Supreme Court finds error made when Wellington Airport allowed to keep safety areas at 90 metres

The highest court in NZ says a decision to keep safety areas at each end as short as possible was wrong.

The Supreme Court has found the Director of Civil Aviation "erred in law" when he accepted that Wellington Airport's runway safety areas could remain as short as legally possible, even if its runway is extended.

Wellington Airport wants to extend its runway 355 metres to the south to attract long-haul flights from Asia and the Americas.

It proposes keeping its safety areas at the legal minimum of 90 metres because anything longer would be uneconomic.

The runway end safety areas are located at either end of the runway, to minimise the danger of a plane missing, or running off the end of, the runway on take-off or landing.

By law, such safety areas must be at least 90 metres long, extending to 240 metres "if practicable", or the greatest "practicable" distance in between.

Today the Supreme Court ruled the Director wrongly decided that 90 metre safety areas would be acceptable, even if the runway were extended.

The Court said that was based on an outdated approach using cost/benefit analysis, which found longer safety areas were too expensive to justify.

"To that extent, we consider he erred in law.
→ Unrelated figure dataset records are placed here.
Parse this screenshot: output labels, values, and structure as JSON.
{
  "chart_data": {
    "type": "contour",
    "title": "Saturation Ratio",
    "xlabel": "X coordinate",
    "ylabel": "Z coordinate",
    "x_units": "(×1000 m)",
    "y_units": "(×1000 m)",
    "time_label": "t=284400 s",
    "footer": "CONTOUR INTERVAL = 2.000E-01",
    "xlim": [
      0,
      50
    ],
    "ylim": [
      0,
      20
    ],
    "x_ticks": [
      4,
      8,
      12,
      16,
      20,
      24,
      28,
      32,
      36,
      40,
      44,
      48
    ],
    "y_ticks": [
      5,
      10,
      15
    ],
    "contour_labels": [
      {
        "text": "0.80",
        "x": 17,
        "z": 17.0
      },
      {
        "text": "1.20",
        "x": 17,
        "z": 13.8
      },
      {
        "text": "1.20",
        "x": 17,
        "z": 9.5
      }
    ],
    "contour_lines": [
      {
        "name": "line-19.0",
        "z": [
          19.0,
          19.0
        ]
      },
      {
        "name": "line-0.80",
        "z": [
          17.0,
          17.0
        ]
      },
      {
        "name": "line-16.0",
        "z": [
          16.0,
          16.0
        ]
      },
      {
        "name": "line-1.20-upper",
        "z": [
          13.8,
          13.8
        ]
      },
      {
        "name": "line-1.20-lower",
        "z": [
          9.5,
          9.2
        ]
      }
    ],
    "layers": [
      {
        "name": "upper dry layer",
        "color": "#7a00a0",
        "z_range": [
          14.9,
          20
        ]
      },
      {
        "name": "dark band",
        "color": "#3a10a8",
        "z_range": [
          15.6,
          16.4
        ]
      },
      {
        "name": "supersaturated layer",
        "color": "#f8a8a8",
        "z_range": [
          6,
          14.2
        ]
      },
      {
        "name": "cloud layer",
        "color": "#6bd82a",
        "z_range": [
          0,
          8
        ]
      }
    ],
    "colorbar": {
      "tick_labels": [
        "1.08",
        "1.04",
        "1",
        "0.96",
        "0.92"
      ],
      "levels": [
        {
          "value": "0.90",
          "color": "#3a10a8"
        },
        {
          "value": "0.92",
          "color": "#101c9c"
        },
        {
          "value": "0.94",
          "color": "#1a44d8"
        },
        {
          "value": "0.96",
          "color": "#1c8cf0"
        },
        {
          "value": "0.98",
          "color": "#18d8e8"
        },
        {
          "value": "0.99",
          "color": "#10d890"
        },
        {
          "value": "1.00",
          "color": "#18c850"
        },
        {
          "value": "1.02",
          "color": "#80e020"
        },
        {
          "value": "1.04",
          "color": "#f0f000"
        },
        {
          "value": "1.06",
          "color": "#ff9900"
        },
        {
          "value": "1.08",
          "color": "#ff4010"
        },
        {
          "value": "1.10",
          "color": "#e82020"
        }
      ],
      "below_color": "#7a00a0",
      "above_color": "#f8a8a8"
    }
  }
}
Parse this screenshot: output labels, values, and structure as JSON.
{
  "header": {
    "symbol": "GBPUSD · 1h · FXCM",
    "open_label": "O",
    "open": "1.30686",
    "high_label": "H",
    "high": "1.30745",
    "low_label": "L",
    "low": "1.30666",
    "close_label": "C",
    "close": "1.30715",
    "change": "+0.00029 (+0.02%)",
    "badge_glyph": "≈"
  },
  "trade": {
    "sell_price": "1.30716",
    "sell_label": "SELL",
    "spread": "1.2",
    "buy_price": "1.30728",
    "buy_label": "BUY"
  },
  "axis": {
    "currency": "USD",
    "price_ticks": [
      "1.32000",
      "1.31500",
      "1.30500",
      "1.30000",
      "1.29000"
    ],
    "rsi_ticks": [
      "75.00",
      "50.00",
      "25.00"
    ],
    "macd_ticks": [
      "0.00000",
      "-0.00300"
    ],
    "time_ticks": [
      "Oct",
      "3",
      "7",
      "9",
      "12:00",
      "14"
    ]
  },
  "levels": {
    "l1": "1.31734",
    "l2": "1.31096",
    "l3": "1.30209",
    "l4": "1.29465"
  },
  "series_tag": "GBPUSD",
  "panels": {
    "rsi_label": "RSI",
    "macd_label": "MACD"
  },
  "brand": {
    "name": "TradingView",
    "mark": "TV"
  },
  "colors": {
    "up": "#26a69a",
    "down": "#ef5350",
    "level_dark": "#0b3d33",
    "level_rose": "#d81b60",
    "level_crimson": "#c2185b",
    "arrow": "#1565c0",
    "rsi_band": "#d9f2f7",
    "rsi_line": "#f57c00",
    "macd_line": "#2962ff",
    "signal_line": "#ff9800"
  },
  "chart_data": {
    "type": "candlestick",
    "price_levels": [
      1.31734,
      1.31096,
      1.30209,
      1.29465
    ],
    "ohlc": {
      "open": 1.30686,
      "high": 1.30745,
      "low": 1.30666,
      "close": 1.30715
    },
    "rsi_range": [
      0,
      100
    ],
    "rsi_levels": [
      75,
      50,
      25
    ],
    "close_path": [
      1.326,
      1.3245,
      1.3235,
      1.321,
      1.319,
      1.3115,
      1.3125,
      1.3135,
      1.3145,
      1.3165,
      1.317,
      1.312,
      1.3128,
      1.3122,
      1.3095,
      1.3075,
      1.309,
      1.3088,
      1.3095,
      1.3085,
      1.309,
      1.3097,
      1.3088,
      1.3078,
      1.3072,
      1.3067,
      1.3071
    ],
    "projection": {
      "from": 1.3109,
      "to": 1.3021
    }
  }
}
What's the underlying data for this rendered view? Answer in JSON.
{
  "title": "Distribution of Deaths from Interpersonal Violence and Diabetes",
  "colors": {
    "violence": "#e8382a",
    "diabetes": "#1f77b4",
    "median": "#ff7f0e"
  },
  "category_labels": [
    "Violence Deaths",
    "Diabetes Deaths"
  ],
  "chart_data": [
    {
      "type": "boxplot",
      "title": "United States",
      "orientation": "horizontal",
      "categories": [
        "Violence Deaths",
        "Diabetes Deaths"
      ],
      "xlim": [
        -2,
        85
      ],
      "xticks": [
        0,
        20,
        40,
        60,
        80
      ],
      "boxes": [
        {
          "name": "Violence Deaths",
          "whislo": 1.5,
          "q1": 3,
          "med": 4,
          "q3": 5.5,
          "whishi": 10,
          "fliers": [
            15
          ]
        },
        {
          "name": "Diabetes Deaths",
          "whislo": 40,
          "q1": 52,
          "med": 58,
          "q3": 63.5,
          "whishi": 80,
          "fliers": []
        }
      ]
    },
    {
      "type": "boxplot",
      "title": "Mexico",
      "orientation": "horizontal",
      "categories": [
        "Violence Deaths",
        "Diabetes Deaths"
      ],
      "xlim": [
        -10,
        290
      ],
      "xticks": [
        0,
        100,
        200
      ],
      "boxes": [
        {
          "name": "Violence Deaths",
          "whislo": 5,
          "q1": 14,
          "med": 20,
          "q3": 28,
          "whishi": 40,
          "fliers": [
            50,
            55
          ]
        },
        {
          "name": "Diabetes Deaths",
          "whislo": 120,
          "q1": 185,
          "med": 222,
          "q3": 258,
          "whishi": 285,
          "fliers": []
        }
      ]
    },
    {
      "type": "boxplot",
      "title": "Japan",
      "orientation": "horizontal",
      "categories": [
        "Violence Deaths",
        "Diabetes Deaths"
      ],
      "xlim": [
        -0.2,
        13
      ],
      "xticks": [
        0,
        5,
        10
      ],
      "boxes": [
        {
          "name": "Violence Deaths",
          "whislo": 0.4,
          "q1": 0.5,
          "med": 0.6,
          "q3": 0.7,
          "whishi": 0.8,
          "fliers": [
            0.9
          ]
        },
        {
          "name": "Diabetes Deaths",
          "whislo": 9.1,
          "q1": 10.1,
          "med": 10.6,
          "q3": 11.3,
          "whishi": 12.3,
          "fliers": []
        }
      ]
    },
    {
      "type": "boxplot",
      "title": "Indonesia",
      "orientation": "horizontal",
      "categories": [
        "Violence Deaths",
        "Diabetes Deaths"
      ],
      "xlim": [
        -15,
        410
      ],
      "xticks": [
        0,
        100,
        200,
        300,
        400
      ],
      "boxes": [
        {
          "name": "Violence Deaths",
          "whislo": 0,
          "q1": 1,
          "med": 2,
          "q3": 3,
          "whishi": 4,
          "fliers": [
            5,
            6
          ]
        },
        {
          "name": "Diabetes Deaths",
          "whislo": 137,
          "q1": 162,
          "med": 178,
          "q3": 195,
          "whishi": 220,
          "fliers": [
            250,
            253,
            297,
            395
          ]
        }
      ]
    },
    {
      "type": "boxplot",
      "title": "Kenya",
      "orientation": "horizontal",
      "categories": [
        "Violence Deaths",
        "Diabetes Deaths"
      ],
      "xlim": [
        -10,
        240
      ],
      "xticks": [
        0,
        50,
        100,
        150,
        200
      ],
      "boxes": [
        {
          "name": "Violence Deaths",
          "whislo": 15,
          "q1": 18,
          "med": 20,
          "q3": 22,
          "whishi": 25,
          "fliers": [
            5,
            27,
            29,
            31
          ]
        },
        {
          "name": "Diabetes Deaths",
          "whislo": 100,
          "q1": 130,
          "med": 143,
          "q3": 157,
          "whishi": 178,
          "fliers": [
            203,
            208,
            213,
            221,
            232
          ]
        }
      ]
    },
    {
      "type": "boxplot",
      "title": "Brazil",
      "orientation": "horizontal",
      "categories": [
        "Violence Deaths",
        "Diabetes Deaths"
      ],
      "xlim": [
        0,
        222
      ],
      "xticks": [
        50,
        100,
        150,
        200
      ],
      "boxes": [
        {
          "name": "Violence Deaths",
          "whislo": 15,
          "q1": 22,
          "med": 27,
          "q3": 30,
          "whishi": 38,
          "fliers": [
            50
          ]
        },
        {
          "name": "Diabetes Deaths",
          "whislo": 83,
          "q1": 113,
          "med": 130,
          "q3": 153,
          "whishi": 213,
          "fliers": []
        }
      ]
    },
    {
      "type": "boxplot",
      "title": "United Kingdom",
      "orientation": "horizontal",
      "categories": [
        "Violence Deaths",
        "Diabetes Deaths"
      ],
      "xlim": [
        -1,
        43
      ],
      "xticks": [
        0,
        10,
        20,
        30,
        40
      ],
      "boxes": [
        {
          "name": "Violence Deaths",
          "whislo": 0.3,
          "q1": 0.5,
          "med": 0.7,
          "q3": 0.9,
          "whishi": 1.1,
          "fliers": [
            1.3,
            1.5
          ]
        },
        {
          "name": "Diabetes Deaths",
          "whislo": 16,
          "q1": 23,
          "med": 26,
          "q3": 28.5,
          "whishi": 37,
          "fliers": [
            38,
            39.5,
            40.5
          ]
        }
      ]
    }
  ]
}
He was required to consider whether safety could be improved," the Court said.

The Director should have considered the economic benefits of the extension for the airport because that could have justified a longer safety area, it said.

The Court also said the Director erred by using the Airport's proposed extension and safety areas as his starting point, rather than the law.

Because of the ruling, the Director will now need to reconsider Wellington Airport's proposed runway extension.

In July 2016, the High Court in Wellington backed the decision of a 90-metre safety area for an extended Wellington Airport runway as sufficient, turning down a bid by pilots who wanted a review because they didn't regard it as long enough.

The New Zealand Airline Pilots' Association, representing about 2200 pilots and air traffic controllers, sought to have this High Court decision reviewed, claiming the 90-metre runway end safety area was too short and needed to be 240 metres.

The pilots' view was accepted in the Court of Appeal, and the Supreme court ruling today affirms its objections to the runway extension.

Also, in November 2016, Air New Zealand challenged Wellington Airport's plans for a runway extension as seriously flawed.

The Supreme court ruling today affirms both past objections to the runway extension.